Alameda County agencies approach eminent domain differently, but it’s unlikely that at least one of two measures proposed for the June ballot would have any effect on their method of land acquisition.

The eminent domain initiative, proposed by the League of California Cities, would prohibit a public agency from using eminent domain to acquire an owner-occupied residence with the intention of conveying the property to a private developer.

This change in the law, if approved by voters, generally would affect redevelopment agencies that assemble properties for redevelopment by private developers.

Eileen Dalton, who heads the county Redevelopment Agency, said the county’s redevelopment plans already exclude residential properties from eminent domain authority.

The agency deals with land and economic development issues in urbanized unincorporated areas such as Ashland, Castro Valley, Cherryland and San Lorenzo.

“We would never use or threaten eminent domain,” she said. “Our M.O. is to acquire land through the negotiation process.”

The agency has accumulated about $8 million in a land-assembly fund for housing in unincorporated areas.

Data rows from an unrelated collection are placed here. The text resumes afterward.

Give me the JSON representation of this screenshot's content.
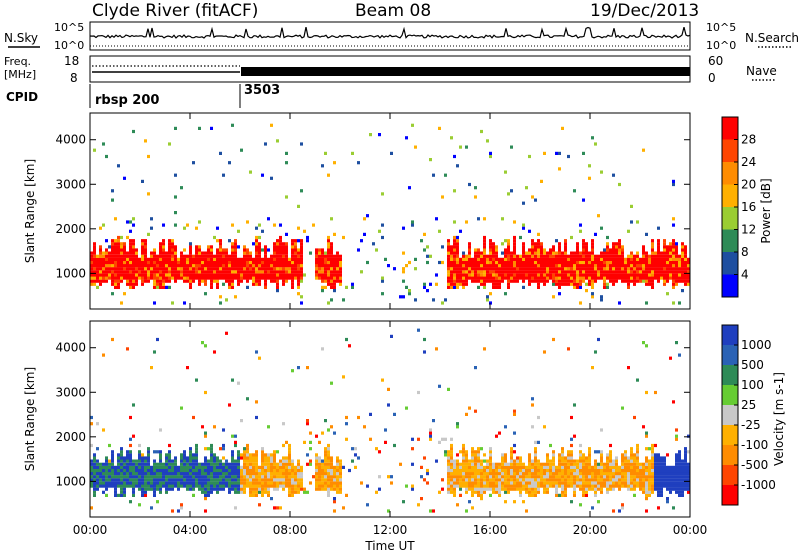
{
  "header": {
    "station": "Clyde River (fitACF)",
    "beam": "Beam 08",
    "date": "19/Dec/2013"
  },
  "summary": {
    "nsky_label": "N.Sky",
    "nsearch_label": "N.Search",
    "log_top": "10^5",
    "log_bottom": "10^0",
    "freq_label_line1": "Freq.",
    "freq_label_line2": "[MHz]",
    "freq_ticks": [
      "18",
      "8"
    ],
    "nave_ticks": [
      "60",
      "0"
    ],
    "nave_label": "Nave",
    "cpid_label": "CPID",
    "cpid_segments": [
      {
        "label": "rbsp 200",
        "start_hour": 0
      },
      {
        "label": "3503",
        "start_hour": 6
      }
    ]
  },
  "chart_data": [
    {
      "type": "heatmap",
      "name": "power",
      "ylabel": "Slant Range [km]",
      "xlabel": "Time UT",
      "x_ticks": [
        "00:00",
        "04:00",
        "08:00",
        "12:00",
        "16:00",
        "20:00",
        "00:00"
      ],
      "xlim_hours": [
        0,
        24
      ],
      "y_ticks": [
        "1000",
        "2000",
        "3000",
        "4000"
      ],
      "ylim_km": [
        200,
        4600
      ],
      "colorbar_label": "Power [dB]",
      "colorbar_ticks": [
        "28",
        "24",
        "20",
        "16",
        "12",
        "8",
        "4"
      ],
      "colorbar_colors": [
        "#ff0000",
        "#ff4500",
        "#ff8c00",
        "#ffb000",
        "#9acd32",
        "#2e8b57",
        "#1e4fa0",
        "#0000ff"
      ]
    },
    {
      "type": "heatmap",
      "name": "velocity",
      "ylabel": "Slant Range [km]",
      "xlabel": "Time UT",
      "x_ticks": [
        "00:00",
        "04:00",
        "08:00",
        "12:00",
        "16:00",
        "20:00",
        "00:00"
      ],
      "xlim_hours": [
        0,
        24
      ],
      "y_ticks": [
        "1000",
        "2000",
        "3000",
        "4000"
      ],
      "ylim_km": [
        200,
        4600
      ],
      "colorbar_label": "Velocity [m s-1]",
      "colorbar_ticks": [
        "1000",
        "500",
        "100",
        "25",
        "-25",
        "-100",
        "-500",
        "-1000"
      ],
      "colorbar_colors": [
        "#1f3fbf",
        "#2a62b5",
        "#2e8b57",
        "#66cc33",
        "#c8c8c8",
        "#ffb000",
        "#ff8c00",
        "#ff4500",
        "#ff0000"
      ]
    }
  ]
}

Acquisition of commercial or industrial properties on major thoroughfares in Ashland, Castro Valley and San Lorenzo could be an eminent domain option if the negotiating process isn’t successful.

Rory MacNeil of the county Public Works Agency said eminent domain is used only for public projects, such as road widening and flood-control improvements.

He cited 2006 eminent domain filings on Vasco Road in Livermore as part of a joint road improvement project between Alameda and Contra Costa counties. Sale agreements with property owners were reached before the disputes went to court, he said.

During the summer, the public works agency filed 44 eminent domain suits for residential and commercial properties on Lewelling Boulevard in San Lorenzo. The county plans to widen and landscape the thoroughfare in the next few years.

Of the 44, all but 12 have settled. MacNeil said he expects six property owners to settle soon.